We use 8/4 material. Epoxy it together. Nothing else holds it together.
I definitely appreciate the comments. I’ll plan on downsizing it to 1 1/2” blocks.
It sounds like you are planning to just cut little blocks that you try to corral some way.
For this, I think you could use TB 3 and may get a better joint than epoxy.
As for the thin penetrating epoxy, I'm sold on the Smith CPES. It soaks in better than any other that I've tried, especially that which I've thinned down myself. When I use it, I'm already sanded at least to 150, then only go to 220 after it's dry. Then one coat of Minwax wipe on looks like about 8 or more coats of normal wipe on.
The above mentioned product is expensive, but for what it saves in the following schedule, it's worth it.
A couple of years ago, I had finished a table top veneered with fiddleback Sapele that I had first sealed with Smith's CPES, then followed with SWP pre-cat. I was away for a long weekend, then came home to find I'd had a roof leak two days earlier that left a big puddle on on the top. I was dumbstruck when I saw it, expecting to have to start over. But when I wiped it dry, I was laughing out loud when I could't even tell there was any evidence.
I'd soak / seal both sides, and make sure it is well supported underneath because all the short grain with that big cutout hanging on it will need all the help it can get.
I definitely plan to glue up and cross cut as much as I can. I’m not ambitious enough to mess with the small blocks.
I was just reading up on the smith product, and that sounds like some good stuff. Perfect for what I’m looking for actually. They call out a schedule for sealing, sanding, and applying an oil finish. The homeowners are really looking for that oil rubbed look, and they plan to maintain it, but I feel much more comfortable knowing something has penetrated those end pores. I know how messy I can get when I cook.
I do quite a bit of restoration stuff as well, and can see using this product a lot in the future. I definitely appreciate it.
Use epoxy as the glue.
West System will wick into the wood as long as you keep applying it.
I think you're on the right track. Glue your boards up with some semblance of a pattern. TB III is the glue most cutting board makers use. It has a longer open time than TB II. I too have been using Smith's CPES for years. It is an excellent primer for all paints and varnishes. So much so, they have rebranded it as "Multi Wood Prime". It also stabilizes deteriorating bricks and concrete.
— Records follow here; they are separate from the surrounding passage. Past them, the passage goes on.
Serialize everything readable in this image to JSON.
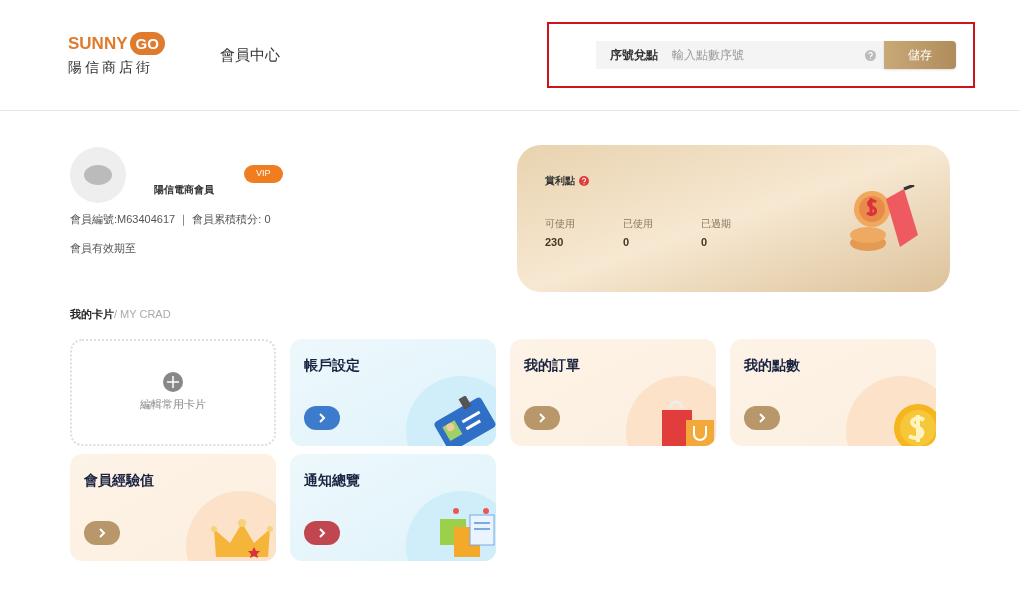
{
  "header": {
    "logo": {
      "word": "SUNNY",
      "mark": "GO",
      "subtitle": "陽信商店街"
    },
    "title": "會員中心",
    "redeem": {
      "label": "序號兌點",
      "placeholder": "輸入點數序號",
      "button": "儲存",
      "highlighted": true
    }
  },
  "member": {
    "name": "陽信電商會員",
    "badge": "VIP",
    "id_line": "會員編號:M63404617 ｜ 會員累積積分: 0",
    "expiry": "會員有效期至"
  },
  "points": {
    "title": "賞利點",
    "stats": [
      {
        "label": "可使用",
        "value": "230"
      },
      {
        "label": "已使用",
        "value": "0"
      },
      {
        "label": "已過期",
        "value": "0"
      }
    ]
  },
  "cards_section": {
    "title": "我的卡片",
    "subtitle": "/ MY CRAD"
  },
  "cards": [
    {
      "kind": "add",
      "label": "編輯常用卡片"
    },
    {
      "kind": "link",
      "label": "帳戶設定",
      "color": "#3d7ccc"
    },
    {
      "kind": "link",
      "label": "我的訂單",
      "color": "#b8976a"
    },
    {
      "kind": "link",
      "label": "我的點數",
      "color": "#b8976a"
    },
    {
      "kind": "link",
      "label": "會員經驗值",
      "color": "#b8976a"
    },
    {
      "kind": "link",
      "label": "通知總覽",
      "color": "#c0474f"
    }
  ]
}
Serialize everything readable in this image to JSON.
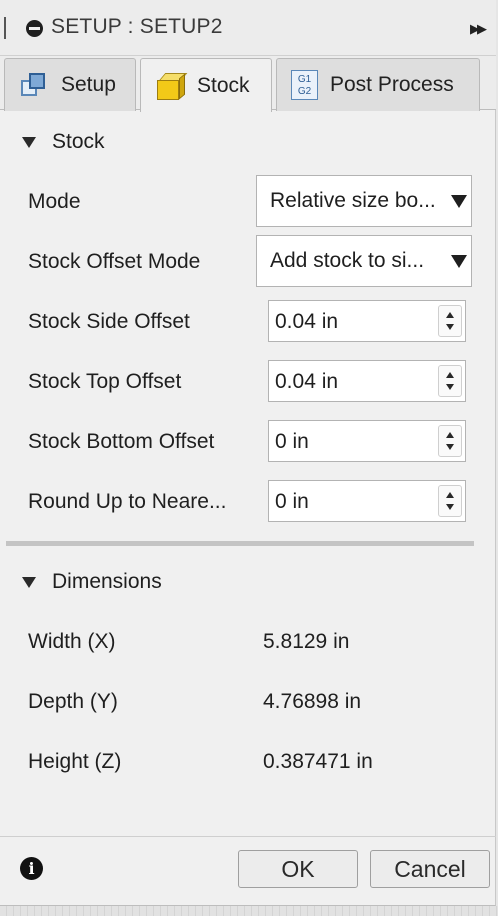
{
  "title_bar": {
    "title": "SETUP : SETUP2",
    "expand_glyph": "▶▶"
  },
  "tabs": [
    {
      "label": "Setup",
      "icon": "setup-cube-icon",
      "active": false
    },
    {
      "label": "Stock",
      "icon": "stock-cube-icon",
      "active": true
    },
    {
      "label": "Post Process",
      "icon": "g1g2-icon",
      "icon_text": [
        "G1",
        "G2"
      ],
      "active": false
    }
  ],
  "stock_section": {
    "header": "Stock",
    "fields": [
      {
        "label": "Mode",
        "type": "dropdown",
        "value": "Relative size bo..."
      },
      {
        "label": "Stock Offset Mode",
        "type": "dropdown",
        "value": "Add stock to si..."
      },
      {
        "label": "Stock Side Offset",
        "type": "spinner",
        "value": "0.04 in"
      },
      {
        "label": "Stock Top Offset",
        "type": "spinner",
        "value": "0.04 in"
      },
      {
        "label": "Stock Bottom Offset",
        "type": "spinner",
        "value": "0 in"
      },
      {
        "label": "Round Up to Neare...",
        "type": "spinner",
        "value": "0 in"
      }
    ]
  },
  "dimensions_section": {
    "header": "Dimensions",
    "rows": [
      {
        "label": "Width (X)",
        "value": "5.8129 in"
      },
      {
        "label": "Depth (Y)",
        "value": "4.76898 in"
      },
      {
        "label": "Height (Z)",
        "value": "0.387471 in"
      }
    ]
  },
  "footer": {
    "info_glyph": "i",
    "ok_label": "OK",
    "cancel_label": "Cancel"
  },
  "colors": {
    "panel_bg": "#f0f0f0",
    "stock_icon": "#f2c918",
    "setup_icon": "#2f5f95"
  }
}
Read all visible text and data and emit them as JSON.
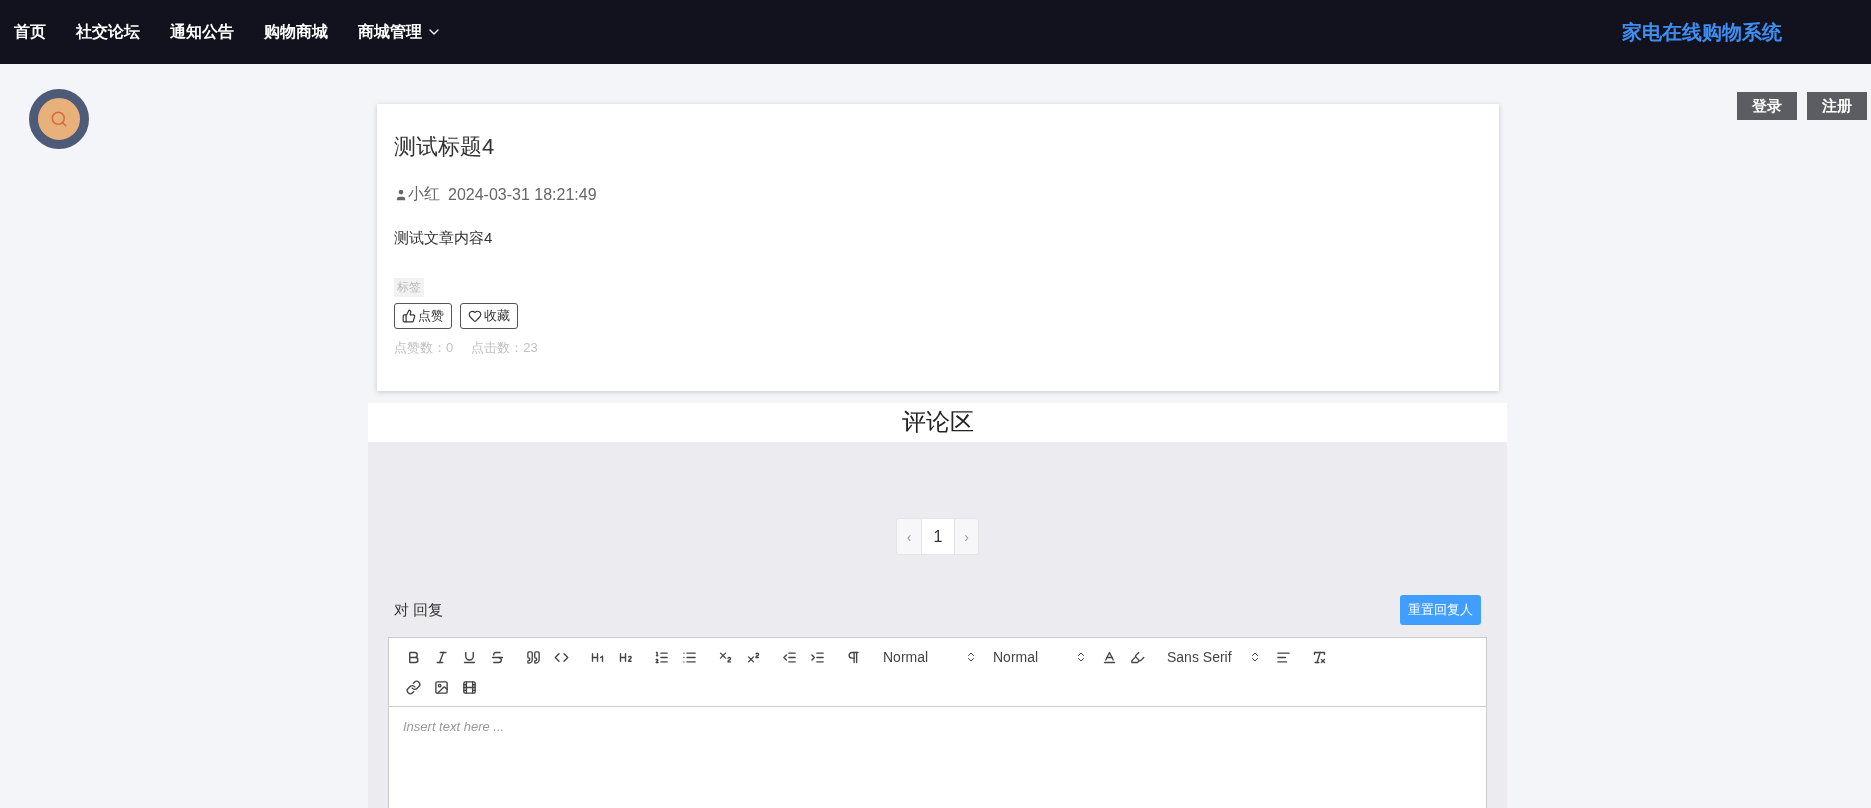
{
  "nav": {
    "items": [
      {
        "label": "首页",
        "dropdown": false
      },
      {
        "label": "社交论坛",
        "dropdown": false
      },
      {
        "label": "通知公告",
        "dropdown": false
      },
      {
        "label": "购物商城",
        "dropdown": false
      },
      {
        "label": "商城管理",
        "dropdown": true
      }
    ],
    "brand": "家电在线购物系统"
  },
  "auth": {
    "buttons": [
      {
        "label": "登录"
      },
      {
        "label": "注册"
      }
    ]
  },
  "article": {
    "title": "测试标题4",
    "author": "小红",
    "date": "2024-03-31 18:21:49",
    "content": "测试文章内容4",
    "tag": "标签",
    "actions": [
      {
        "kind": "like",
        "label": "点赞"
      },
      {
        "kind": "favorite",
        "label": "收藏"
      }
    ],
    "stats": [
      "点赞数：0",
      "点击数：23"
    ]
  },
  "comments": {
    "heading": "评论区",
    "pagination": {
      "prev": "‹",
      "pages": [
        {
          "label": "1",
          "selected": true
        }
      ],
      "next": "›"
    },
    "reply_label": "对 回复",
    "reset_button": "重置回复人"
  },
  "editor": {
    "toolbar": [
      {
        "kind": "button"
      },
      {
        "kind": "button"
      },
      {
        "kind": "button"
      },
      {
        "kind": "button"
      },
      {
        "kind": "gap"
      },
      {
        "kind": "button"
      },
      {
        "kind": "button"
      },
      {
        "kind": "gap"
      },
      {
        "kind": "button"
      },
      {
        "kind": "button"
      },
      {
        "kind": "gap"
      },
      {
        "kind": "button"
      },
      {
        "kind": "button"
      },
      {
        "kind": "gap"
      },
      {
        "kind": "button"
      },
      {
        "kind": "button"
      },
      {
        "kind": "gap"
      },
      {
        "kind": "button"
      },
      {
        "kind": "button"
      },
      {
        "kind": "gap"
      },
      {
        "kind": "button"
      },
      {
        "kind": "gap"
      },
      {
        "kind": "picker",
        "value": "Normal"
      },
      {
        "kind": "picker",
        "value": "Normal"
      },
      {
        "kind": "button"
      },
      {
        "kind": "button"
      },
      {
        "kind": "gap"
      },
      {
        "kind": "picker",
        "value": "Sans Serif"
      },
      {
        "kind": "button"
      },
      {
        "kind": "gap"
      },
      {
        "kind": "button"
      },
      {
        "kind": "break"
      },
      {
        "kind": "button"
      },
      {
        "kind": "button"
      },
      {
        "kind": "button"
      }
    ],
    "placeholder": "Insert text here ..."
  }
}
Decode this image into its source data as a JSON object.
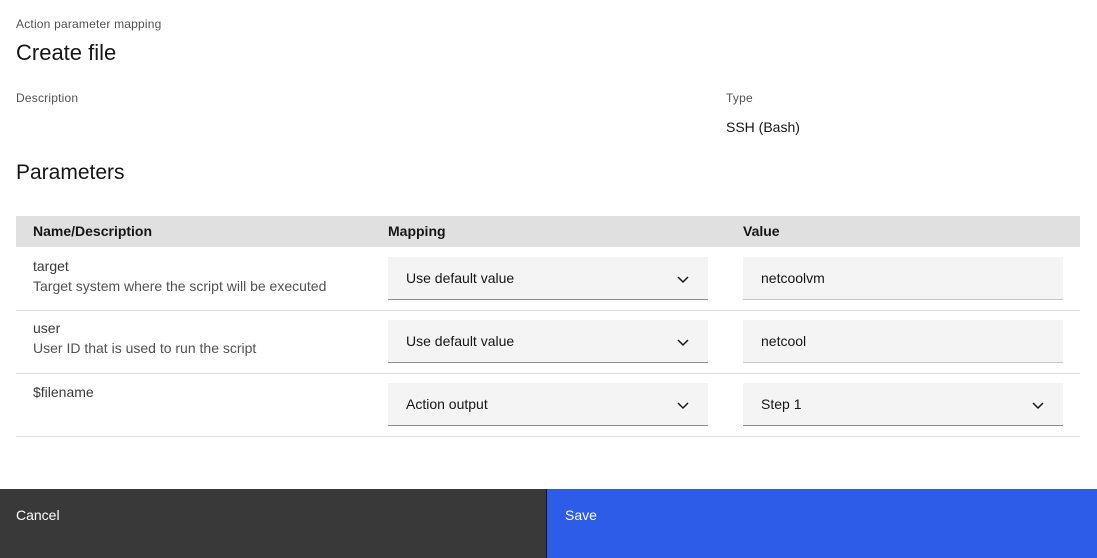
{
  "header": {
    "eyebrow": "Action parameter mapping",
    "title": "Create file"
  },
  "details": {
    "description_label": "Description",
    "type_label": "Type",
    "type_value": "SSH (Bash)"
  },
  "parameters": {
    "section_title": "Parameters",
    "columns": [
      "Name/Description",
      "Mapping",
      "Value"
    ],
    "rows": [
      {
        "name": "target",
        "description": "Target system where the script will be executed",
        "mapping": "Use default value",
        "value": "netcoolvm"
      },
      {
        "name": "user",
        "description": "User ID that is used to run the script",
        "mapping": "Use default value",
        "value": "netcool"
      },
      {
        "name": "$filename",
        "description": "",
        "mapping": "Action output",
        "value": "Step 1"
      }
    ]
  },
  "footer": {
    "cancel_label": "Cancel",
    "save_label": "Save"
  },
  "colors": {
    "primary": "#2d5ce8",
    "secondary": "#393939",
    "table_header": "#e0e0e0",
    "field_bg": "#f4f4f4"
  },
  "icons": {
    "dropdown": "chevron-down-icon"
  }
}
Make sure you do all sides with the CPES to keep it balanced. West Systems does not penetrate like Smith's. Smith's also has 2 types of epoxy glues. The oily wood epoxy glue contradicts all you have ever heard about wiping down with solvents before gluing. Their glue actually uses the oils in the wood to its advantage. Steve Smith is one smart cookie. I can't say enough about their products.